As shown by Eoin Clarke here, by January this year the number of food banks in the UK had grown to more than 1,080. Give that number a bit more consideration. There are more food banks now in the UK than there are branches of Sainsbury’s. The experience of Mark Bothwell (pictured above), here at the London food bank, serves to illustrate the effect of our inadequate welfare system on real lives. Individuals with multiple, deep-set problems are being let down, and food banks can do nothing more for them than provide short-term food. Crisis packs of long life food are not, and can’t be, a solution for people who are being left month upon month with inadequate, delayed, or downright non-existent welfare payments.
Mark, who injured his right shoulder back in October, is on jobseeker’s allowance (JSA), but is still waiting to hear the outcome of his application for employment and support allowance (ESA). He tells me: ‘They say it will take a while’. He won’t be able to work for the foreseeable future, while he waits for his shoulder to heal. In the meantime, he’s trying to pay off some old debts ( a doorstep loan and a payment to Brighthouse) at the usual extortionate rates, in addition to the repayments on a crisis loan. That doesn’t leave any sensible amount of money left for food out of the current JSA rate of between £125 and £145 a fortnight (depending on whether the crisis loan repayment amount has been deducted).
He’s in a terrible way – in constant pain every day. His GP has put him back on the drug tramadol, and he says that some days ‘it literally feels like my flesh is on fire’. He’s struggling to keep his spirits up: ‘If I allowed myself to feel all the bad feelings I wouldn’t be able to function. There are people who are worse off.’ There are days when he goes without food, but he adds: ‘I heard a family in Afganistan talk on the news. The man had lost his younger son in a bombing, and the elder son was injured. A couple of days without food seems like nothing. My situation pales to nothing in comparison.’
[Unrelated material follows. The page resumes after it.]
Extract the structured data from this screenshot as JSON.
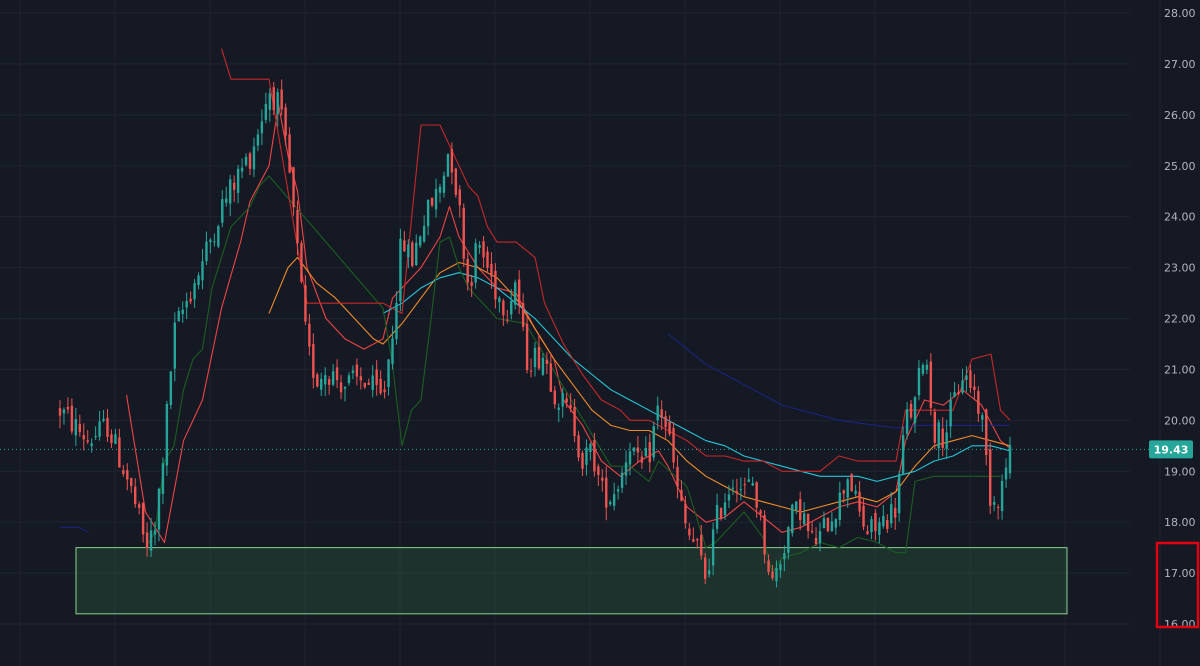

Earlier in the year, Benefit Tales highlighted that the European Committee of Social Rights declared in a report that minimum levels of benefits – short-term and long-term incapacity benefit, state pension and jobseeker’s allowance – in Great Britain were ‘manifestly inadequate’.
The Coalition government should be deeply shamed by these comments from international observers. Maybe here at home we’ve got so used to the inequities that the burden on individuals and families isn’t registering any more. John Glen, parliamentary aide to Eric Pickles, said recently that partisan politics needs to be taken out of the food bank debate. He also said he hoped the all-party parliamentary inquiry would examine the underlying causes of the use of food banks. This is the same man who suggested in 2011 that everyone in work should have enough money for food.
Would he like food banks to quietly yet relentlessly continue transforming into an industrially-scaled charitably-funded rescuer of failing state provision? It’s easier to hand out food bank vouchers that you’re not paying for than to make sure your citizens get decent and humane levels of social security, paid on time.
While this shameful situation gets worse by the week it seems Mr Glen would prefer us not to get political about it.